Caroline Robinson Smith

Abstract

To incite immersive design experiences requires a reciprocity between designer and participants, between designer and machine or between design structures and dynamic potentiality drawn from the properties of a particular space. Site-specificity locates my practice as I, the designer, must give away authorship to third parties, create interrelationships and avoid fixed processes of familiarity. With a commitment to openness and movement, my design practice is both improvisational and orchestrated without a singular underlying structure to bind it. An exchange is required for a project’s separate moving parts—those being a facilitator, creative participants or environment—to become attuned to each other’s positions and construct grounded footing. If the designer is mediating or facilitating this endeavor, it is not their role to predicate a direct path for the project but to aid its process by giving it gravitational pull. What denotes as gravity under this system, however, may shift as the project’s direction meanders, and a varying measure of structure is required to anchor it’s participants with a productive common ground to build upon as a group. The relationship of elements that permeate my design processes behaves more like a gradient than a hierarchy.
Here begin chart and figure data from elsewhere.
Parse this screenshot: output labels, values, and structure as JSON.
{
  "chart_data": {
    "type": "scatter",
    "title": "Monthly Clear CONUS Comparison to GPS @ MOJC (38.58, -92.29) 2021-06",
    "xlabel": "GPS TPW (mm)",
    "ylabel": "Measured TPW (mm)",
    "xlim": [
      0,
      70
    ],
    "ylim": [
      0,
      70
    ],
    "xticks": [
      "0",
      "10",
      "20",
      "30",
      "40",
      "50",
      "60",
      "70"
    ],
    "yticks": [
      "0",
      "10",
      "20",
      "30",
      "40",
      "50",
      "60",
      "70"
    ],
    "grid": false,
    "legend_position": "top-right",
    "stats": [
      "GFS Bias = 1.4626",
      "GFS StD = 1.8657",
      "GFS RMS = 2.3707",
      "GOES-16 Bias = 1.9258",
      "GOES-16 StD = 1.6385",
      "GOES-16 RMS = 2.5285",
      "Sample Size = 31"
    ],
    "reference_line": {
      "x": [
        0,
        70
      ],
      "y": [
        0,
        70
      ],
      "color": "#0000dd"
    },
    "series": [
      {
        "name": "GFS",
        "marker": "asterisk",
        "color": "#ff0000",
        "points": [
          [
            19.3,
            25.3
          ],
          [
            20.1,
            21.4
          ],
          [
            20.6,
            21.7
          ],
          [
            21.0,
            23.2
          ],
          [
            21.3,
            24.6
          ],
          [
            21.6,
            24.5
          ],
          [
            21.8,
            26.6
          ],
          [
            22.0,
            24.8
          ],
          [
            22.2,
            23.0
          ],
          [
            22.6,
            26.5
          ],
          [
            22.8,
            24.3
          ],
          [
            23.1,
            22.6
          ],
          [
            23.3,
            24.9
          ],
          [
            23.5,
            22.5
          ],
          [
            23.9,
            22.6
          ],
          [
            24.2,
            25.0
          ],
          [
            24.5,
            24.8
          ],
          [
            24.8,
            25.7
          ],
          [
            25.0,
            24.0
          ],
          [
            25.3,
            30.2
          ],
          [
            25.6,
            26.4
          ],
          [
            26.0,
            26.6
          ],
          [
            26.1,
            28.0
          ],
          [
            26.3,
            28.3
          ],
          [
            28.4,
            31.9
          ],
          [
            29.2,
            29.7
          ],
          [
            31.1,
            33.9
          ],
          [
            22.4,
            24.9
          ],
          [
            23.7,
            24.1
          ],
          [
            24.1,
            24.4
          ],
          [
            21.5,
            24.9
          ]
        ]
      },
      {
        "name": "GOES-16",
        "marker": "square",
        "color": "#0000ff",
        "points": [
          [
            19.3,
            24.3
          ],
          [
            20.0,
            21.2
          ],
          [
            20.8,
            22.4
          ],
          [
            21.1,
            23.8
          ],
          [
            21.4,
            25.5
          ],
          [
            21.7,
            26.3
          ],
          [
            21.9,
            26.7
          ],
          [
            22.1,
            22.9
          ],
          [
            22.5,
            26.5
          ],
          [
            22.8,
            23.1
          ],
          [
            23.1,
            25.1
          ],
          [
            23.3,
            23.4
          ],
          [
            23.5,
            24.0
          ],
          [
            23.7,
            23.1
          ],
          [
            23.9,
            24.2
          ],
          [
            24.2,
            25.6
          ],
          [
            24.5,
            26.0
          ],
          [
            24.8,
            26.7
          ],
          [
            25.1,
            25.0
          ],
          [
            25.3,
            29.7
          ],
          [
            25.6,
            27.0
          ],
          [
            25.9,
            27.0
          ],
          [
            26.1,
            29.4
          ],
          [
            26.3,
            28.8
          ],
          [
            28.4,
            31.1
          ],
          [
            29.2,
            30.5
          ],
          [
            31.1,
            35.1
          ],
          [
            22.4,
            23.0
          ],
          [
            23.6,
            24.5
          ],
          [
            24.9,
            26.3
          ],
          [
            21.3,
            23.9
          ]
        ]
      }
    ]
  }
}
Up close, each pixel of a gradient exists as its own individual color. While discrete, they are part of a larger system, becoming visible within a complex matrix of relations. From a distance, all the individual colors in a gradient are still apparent and visible but they still all relate to one another, living together in a state of fluidity, transition and response. These colors are separate from each other yet attuned and are defined in relationship to the other colors within their environment.